In an ideal world, Florida families would come together to grieve the loss of a loved one and respectfully follow the wishes of an estate plan. Unfortunately, most people do not live in an ideal world. For those living with complicated family situations, estate planning can feel difficult or even impossible. Here are a few ways to address difficult issues through an estate plan.
Family dynamics can be complicated. Sibling rivalries between adult children are particularly problematic. A deep sense of loss after a parent's death combined with money and inheritance on the line can exacerbate old childhood rivalries. It is a good idea for parents to discuss their plans with children ahead of time. This will give children the opportunity to discuss any concerns with their parents as well as time to process any decisions they are unhappy with.

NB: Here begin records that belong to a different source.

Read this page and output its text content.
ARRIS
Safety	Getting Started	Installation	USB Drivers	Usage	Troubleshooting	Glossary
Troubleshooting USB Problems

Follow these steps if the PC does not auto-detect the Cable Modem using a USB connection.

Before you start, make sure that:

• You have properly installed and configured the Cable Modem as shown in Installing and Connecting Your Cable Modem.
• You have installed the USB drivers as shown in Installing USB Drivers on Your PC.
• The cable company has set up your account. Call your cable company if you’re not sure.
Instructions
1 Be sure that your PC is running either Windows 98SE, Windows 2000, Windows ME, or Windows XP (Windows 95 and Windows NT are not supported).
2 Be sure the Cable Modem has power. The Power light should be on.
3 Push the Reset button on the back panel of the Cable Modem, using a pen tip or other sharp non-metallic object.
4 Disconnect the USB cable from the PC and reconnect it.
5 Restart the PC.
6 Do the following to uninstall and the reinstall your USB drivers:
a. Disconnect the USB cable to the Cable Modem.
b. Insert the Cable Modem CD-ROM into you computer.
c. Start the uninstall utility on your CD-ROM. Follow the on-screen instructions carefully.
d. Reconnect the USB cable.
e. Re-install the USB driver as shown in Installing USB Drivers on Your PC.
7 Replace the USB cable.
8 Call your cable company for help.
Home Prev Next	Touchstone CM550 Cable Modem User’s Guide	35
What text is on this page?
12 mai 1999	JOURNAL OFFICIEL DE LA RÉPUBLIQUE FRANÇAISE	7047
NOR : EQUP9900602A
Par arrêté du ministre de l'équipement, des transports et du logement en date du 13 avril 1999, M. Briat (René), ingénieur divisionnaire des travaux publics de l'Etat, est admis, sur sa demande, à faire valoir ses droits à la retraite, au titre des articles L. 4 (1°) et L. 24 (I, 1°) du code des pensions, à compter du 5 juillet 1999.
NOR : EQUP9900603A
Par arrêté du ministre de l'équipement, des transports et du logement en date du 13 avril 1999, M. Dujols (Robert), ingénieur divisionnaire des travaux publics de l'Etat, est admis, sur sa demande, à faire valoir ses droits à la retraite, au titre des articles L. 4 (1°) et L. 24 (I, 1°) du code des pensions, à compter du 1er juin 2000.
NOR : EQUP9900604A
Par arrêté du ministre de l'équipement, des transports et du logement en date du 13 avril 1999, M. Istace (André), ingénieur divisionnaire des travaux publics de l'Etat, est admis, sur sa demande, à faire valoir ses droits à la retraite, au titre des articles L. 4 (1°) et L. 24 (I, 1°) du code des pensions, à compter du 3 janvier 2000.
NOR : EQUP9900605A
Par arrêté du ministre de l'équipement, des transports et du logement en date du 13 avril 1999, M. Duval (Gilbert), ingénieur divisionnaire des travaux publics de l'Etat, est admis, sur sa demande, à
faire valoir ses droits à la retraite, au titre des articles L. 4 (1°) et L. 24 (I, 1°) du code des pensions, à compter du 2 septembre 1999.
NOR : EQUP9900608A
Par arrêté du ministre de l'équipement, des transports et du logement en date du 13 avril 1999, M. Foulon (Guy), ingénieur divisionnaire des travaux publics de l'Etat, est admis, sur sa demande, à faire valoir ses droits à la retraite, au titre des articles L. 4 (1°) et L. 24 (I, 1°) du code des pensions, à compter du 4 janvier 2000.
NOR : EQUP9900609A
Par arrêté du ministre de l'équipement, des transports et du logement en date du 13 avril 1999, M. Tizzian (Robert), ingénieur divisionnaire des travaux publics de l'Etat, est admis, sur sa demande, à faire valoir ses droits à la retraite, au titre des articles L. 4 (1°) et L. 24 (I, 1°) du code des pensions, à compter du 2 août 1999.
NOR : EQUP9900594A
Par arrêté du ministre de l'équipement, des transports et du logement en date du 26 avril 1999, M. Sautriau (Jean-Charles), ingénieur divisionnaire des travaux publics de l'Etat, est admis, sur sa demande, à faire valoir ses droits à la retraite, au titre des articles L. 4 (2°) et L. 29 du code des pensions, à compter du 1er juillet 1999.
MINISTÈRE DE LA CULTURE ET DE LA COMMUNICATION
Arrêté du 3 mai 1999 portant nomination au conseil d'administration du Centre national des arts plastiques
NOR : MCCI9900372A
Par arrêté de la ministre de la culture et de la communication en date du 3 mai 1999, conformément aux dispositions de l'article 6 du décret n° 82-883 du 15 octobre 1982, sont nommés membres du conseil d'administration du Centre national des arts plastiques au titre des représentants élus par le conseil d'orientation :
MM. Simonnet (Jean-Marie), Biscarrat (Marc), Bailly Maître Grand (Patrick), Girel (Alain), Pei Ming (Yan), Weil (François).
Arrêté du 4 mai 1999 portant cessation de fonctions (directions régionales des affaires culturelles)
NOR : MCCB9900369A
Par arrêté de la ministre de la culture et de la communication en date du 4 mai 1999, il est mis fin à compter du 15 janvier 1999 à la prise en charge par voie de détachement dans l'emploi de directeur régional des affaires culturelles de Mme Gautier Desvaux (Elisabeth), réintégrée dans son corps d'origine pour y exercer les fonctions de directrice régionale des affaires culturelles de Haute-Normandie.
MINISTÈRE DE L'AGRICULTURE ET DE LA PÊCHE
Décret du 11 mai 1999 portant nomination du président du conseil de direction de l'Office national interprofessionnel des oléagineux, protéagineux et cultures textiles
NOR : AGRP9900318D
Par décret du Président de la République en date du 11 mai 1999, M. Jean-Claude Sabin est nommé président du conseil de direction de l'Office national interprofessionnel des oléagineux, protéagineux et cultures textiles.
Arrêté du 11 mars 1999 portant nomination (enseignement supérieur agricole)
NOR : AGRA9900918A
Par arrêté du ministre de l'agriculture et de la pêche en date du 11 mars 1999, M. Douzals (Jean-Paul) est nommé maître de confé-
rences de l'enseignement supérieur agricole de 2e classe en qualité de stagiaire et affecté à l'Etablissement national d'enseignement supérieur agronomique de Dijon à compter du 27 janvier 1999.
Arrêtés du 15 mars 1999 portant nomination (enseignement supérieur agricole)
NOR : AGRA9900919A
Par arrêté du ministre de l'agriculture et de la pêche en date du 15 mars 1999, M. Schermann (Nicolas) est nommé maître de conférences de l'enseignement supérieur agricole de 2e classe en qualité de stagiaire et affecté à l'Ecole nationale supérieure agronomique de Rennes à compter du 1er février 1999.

Blended families also present unique hurdles. Children from first marriages may feel as if they were treated differently than their siblings from their parents' second marriages, and vice versa. It can be difficult to figure out who should get what, especially in terms of items of sentimental value. Adults whose only surviving family are stepparents and step siblings may also be left wondering whether they will lose out on their inheritance. Aside from talking about it beforehand, parents in blended families often choose to include letters in their plans that further explain their reasoning.
Virtually no one wants to leave behind an estate plan that causes their loved ones to fight. Depending on family history and dynamics, fighting might even feel as if it is unavoidable. Still, that is no reason to avoid addressing the issue during estate planning. Florida residents who are aware of potential problems and address them early on may have a better chance of creating the best estate plan possible.